Willard - what is your plan for making disciples and is it working?
We did a good job of forming people into Trinity Grace culture but not Jesus.
Our culture is incredibly effective at making disciples into its image.
"Ultimately, each church will be evaluated by only one thing - its disciples. Your church is only as good as her disciples.
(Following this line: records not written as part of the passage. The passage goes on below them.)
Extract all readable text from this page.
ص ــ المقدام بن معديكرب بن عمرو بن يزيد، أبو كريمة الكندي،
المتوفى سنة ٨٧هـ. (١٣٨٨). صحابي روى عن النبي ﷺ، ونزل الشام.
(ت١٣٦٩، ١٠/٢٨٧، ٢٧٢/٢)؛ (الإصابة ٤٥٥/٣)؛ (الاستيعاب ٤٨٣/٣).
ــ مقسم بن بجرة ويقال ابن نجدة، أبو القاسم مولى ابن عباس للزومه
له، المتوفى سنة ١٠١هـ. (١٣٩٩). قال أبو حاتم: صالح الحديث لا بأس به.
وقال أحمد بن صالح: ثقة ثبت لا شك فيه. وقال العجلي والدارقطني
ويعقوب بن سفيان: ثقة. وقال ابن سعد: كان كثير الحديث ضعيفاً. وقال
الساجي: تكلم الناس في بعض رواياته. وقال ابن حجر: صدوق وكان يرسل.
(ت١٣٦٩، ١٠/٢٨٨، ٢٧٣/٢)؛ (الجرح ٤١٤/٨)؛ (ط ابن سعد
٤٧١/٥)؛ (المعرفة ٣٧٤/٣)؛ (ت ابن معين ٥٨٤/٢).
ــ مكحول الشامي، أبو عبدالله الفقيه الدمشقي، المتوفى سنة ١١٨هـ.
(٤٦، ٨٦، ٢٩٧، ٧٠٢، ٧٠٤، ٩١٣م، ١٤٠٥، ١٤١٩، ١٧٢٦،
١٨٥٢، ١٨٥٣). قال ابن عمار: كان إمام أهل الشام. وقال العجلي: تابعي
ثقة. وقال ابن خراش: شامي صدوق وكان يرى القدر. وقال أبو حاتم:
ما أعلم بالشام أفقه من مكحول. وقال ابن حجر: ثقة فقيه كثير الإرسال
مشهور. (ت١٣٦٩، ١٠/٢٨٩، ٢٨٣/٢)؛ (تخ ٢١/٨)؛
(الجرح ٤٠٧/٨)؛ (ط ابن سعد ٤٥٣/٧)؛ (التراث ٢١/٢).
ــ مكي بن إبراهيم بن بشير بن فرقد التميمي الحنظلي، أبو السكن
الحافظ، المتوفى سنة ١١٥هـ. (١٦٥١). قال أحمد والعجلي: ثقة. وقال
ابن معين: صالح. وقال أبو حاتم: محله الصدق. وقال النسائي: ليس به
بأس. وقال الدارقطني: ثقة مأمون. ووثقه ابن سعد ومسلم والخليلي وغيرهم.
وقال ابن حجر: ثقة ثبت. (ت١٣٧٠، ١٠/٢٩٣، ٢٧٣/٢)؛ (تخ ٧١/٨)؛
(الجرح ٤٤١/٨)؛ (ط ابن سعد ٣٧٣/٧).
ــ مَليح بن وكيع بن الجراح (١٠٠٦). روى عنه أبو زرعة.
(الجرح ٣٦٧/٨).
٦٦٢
It does not matter how good your praise, preaching, programs, or property are; if your disciples are passive, needy, consumeristic, and not radically obedient, your church is not good." (Neil Cole) [*TTS - So good, I think I've posted this before somewhere here]
Faith to Doubt
Love to Insecurity
Community to Individualism
Contributing to Consuming
Rest to Exhaustion
5 Shifts - The From > To Imperative
*TTS - there was a ton of info in here - no way to get it all down.
Death -> Life
Eph 2
- gospel, story, walk
Shame -> Acceptance
Rom 8
difference between shame [who I am] and guilt [what I've done]
image management
Brene Brown
disciple people into their identity
- community, freedom, authority
Self -> Others
Phil 2
the small self - Rohr
- gifts, reconciliation, presence
Consumer -> Mission
I Cor 5
- sharing, vocation, stewardship
Performing -> Abiding
John 15
- source, power, fruit
In all of this, Jesus says, I will be with you always.
Gal 4:19 - My dear children, for whom I am again in the pains of childbirth until Christ is formed in you...
an urgent heartbreaking pastoral concern - spiritual fathers.
*TTS Right before Jon started, I whispered to our team that this was the money talk. I was right. Jon's talk was a powerful exhortation to leaders to take the issue of discipleship seriously and to evaluate how we are growing people and whether it is working or not. He has obviously done some deep thinking about our culture and what it means to grow people in the image of Jesus and his talk was a gift. I knew it was going to be good because I've learned a lot from him from a distance. [See :
City Collective, the city parish
model and
Sacred Roots.]
+ My Reflections
- I'm pretty sure Ember had the only high school kids there. If you are a student pastor in the DMV and knew about this event, you should have brought some kids you were personally investing in. And if you aren't personally investing in any students, well, you should find a new line of work. This was a great learning experience that was easy to execute.
- Jon Tyson's closing talk. Ember needs to evaluate all of our experiences and reflect on whether we are creating disciples of Jesus or just creating kids that know a lot about global missions. Some of this is also a reflection on my leadership and whether I have the capacity to even think deeply on this subject and how it relates to the students we are entrusted with, in a similar manner to the deep thinking that Jon Tyson has done about discipleship in New York City.
- Batterson: "Church is a 2 way street - dreams and passions go both ways." I love this and Ember is really trying to engage our students with where we are headed as an organization as well as catalyze the passions, talents and dreams of them. We aren't doing the latter a ton but there were definitely a few students this past summer that fit this description. That's why we almost always visit the topic of missional imagination when we decompress an event or experience. I'm a bit sensitized to this too from some recent ministry experience as well so there's probably more in this.